Depending on the nature of the task, you may be able to split the work between multiple processes by creating a priority queue; which is used by C1 (a consumer) to get additional resources. In this case you'll have to have workers ready and listening on the separate priority queue; thus creating a sub-queue where T1 (a task) is being processed.
However, in other to do this, the initial C1 has to make sure the task is no longer available by acknowledging its receipt.
I think that your problem is that you are creating a new Queue for each consumer. When you call
result = channel.queue_declare(exclusive=True)

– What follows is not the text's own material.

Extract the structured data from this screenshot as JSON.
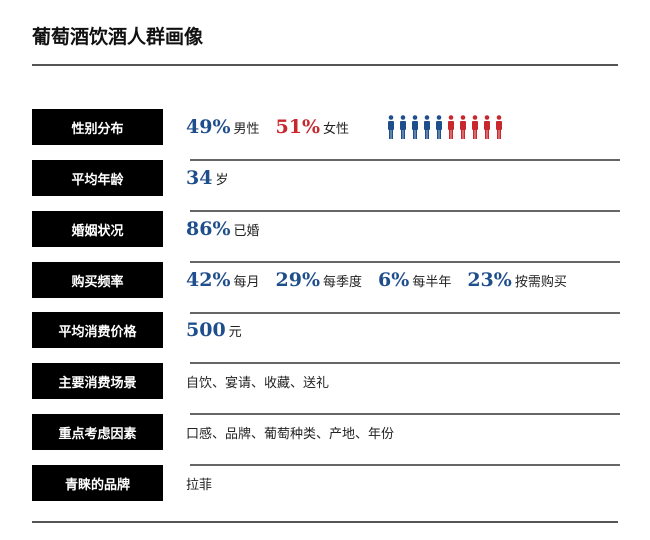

queue_name = result.method.queue
in your consumer, this declares a new queue, tells RabbitMQ to generate a unique name for it, and marks it for exclusive use by the channel in the consumer that is calling it. That means that each consumer will have its own queue.

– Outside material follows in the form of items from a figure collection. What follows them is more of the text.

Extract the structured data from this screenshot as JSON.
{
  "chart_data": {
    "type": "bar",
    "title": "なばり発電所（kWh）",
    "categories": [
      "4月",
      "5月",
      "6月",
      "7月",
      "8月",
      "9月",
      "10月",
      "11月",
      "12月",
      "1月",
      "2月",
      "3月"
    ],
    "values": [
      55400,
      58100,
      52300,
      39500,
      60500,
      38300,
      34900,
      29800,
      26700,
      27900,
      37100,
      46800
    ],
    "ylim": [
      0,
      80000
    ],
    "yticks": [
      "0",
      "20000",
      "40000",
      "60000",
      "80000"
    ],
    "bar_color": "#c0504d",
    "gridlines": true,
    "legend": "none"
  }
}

You then bind each new Queue to the exchange using the severity as a routing key. When a message comes into a direct Exchange, RabbitMQ will route a copy of it to every Queue that is bound with a matching routing key. There is no round-robin across the Queues. Each consumer will get a copy of the message, which is what you are observing.
I believe what you want to do is have each consumer use the same name for the queue, specify the name in the queue_declare, and don't make it exclusive. Then all the consumers will be listening to the same queue. The messages will be delivered to one of the consumers, basically in a round-robin fashion.
The producer (the emit_log.py program) doesn't declare or bind the queue - it doesn't have to, but if the binding isn't established before the message is sent, it will be discarded. If you are using a fixed queue, you can have the producer set it up as well, just be sure to use the same parameters (e.g. queue_name) as the consumer.